The proposal is structured around a design competition for students in the Bachelor's Degree in Mechanical Engineering, implemented through Challenge-Based Learning (CBL). This strategy integrates three core pillars: the development of degree-specific competencies, the incorporation of artificial intelligence (AI) tools in the design and project writing process, and alignment with the Sustainable Development Goals (SDGs) as an evaluation criterion.

The challenge is mandatory for students who wish to follow the continuous assessment pathway in the subject Mechanical Technology. Participation in the competition accounts for 10% of the final grade (1 point), provided the complete project is submitted. Teams of 2 to 4 students must deliver a comprehensive project including a technical report, sketches, 3D design, budget, and justification of materials and processes. Autonomous use of AI tools is encouraged throughout all project phases—from idea generation to final documentation—without prior specific training, thereby promoting self-directed learning.

Evaluation is conducted by a panel composed of faculty members and a laboratory technician specialized in mechanical manufacturing, through a deliberative meeting. A detailed rubric is applied with the following weighted criteria: creativity (15%), technical feasibility (25%), economic feasibility (20%), alignment with SDGs (15%), justified use of AI (15%), and overall quality of the report (10%). Additionally, the top three projects receive bonus points added to the final course grade: +1 point for first place, +0.7 for second, and +0.5 for third. These scores contribute to the practical component of the course, which also includes attendance at lab sessions and participation in other projects. To apply these practical scores, students must pass the theoretical written exam.

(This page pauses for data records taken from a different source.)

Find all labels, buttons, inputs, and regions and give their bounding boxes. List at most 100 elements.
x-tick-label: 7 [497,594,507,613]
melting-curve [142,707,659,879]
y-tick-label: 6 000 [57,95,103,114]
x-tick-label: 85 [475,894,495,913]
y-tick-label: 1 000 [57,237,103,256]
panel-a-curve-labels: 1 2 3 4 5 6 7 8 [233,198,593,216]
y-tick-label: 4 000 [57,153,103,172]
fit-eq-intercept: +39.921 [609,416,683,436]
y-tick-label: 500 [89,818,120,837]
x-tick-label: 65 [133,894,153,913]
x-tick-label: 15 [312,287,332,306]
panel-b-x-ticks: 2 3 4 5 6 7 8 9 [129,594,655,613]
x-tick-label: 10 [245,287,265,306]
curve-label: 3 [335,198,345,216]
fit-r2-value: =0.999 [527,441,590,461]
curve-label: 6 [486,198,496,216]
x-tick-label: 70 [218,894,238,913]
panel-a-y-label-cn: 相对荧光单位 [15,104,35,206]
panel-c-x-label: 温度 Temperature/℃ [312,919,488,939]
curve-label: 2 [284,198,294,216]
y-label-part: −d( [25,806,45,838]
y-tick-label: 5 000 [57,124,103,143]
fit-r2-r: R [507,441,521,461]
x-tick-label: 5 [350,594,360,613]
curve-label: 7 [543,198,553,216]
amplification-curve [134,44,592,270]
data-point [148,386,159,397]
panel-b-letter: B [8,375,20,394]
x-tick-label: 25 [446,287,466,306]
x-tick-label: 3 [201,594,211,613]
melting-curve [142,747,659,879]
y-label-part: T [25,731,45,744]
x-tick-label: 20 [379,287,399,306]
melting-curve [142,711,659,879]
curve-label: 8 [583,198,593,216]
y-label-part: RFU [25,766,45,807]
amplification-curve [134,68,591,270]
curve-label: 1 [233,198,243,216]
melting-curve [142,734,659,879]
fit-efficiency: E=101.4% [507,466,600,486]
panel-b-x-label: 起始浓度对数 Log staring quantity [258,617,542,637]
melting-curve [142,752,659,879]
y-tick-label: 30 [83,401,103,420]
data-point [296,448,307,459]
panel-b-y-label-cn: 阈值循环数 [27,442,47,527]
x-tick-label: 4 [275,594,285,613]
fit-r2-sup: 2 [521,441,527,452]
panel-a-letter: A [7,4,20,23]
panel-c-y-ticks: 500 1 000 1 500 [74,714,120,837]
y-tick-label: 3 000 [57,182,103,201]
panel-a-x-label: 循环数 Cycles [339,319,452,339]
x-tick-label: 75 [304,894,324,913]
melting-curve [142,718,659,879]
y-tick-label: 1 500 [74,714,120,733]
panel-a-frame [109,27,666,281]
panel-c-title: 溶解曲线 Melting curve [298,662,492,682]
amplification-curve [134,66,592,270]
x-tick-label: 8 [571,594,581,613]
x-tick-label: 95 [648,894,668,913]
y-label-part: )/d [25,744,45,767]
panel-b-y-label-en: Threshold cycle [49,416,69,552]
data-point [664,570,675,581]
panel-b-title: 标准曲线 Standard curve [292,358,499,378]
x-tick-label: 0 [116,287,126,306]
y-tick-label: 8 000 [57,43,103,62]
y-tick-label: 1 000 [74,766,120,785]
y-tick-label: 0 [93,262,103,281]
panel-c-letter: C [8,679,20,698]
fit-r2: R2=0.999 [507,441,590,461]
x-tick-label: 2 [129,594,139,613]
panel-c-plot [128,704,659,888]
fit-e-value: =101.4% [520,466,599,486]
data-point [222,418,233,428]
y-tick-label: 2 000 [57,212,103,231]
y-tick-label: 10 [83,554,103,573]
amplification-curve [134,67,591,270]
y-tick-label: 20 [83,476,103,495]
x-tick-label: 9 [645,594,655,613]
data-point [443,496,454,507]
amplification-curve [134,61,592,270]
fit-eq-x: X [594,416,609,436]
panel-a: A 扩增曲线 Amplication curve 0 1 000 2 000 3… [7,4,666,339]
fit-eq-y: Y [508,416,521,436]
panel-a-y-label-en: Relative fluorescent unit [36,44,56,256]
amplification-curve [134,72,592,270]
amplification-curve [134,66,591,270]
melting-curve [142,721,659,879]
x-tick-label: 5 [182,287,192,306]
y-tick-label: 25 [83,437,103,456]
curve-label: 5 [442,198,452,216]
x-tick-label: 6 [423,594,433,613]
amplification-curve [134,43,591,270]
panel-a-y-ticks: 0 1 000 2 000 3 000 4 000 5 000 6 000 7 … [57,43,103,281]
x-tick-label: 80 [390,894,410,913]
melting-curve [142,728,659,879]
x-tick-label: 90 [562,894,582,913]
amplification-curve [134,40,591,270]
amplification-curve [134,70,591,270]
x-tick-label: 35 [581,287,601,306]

Furthermore, a qualitative evaluation questionnaire is administered to assess students’ self-perceived learning and competence acquisition in relation to AI, SDGs, and the core competencies of the Mechanical Engineering degree. This methodological proposal is adaptable to other engineering education contexts and represents an innovative pathway to integrate sustainability, emerging technologies, and key competencies into technical university training.

Keywords: Challenge-Based Learning, Transversal skills, Artificial Intelligence, Sustainable Development Goals, Mechanical Engineering.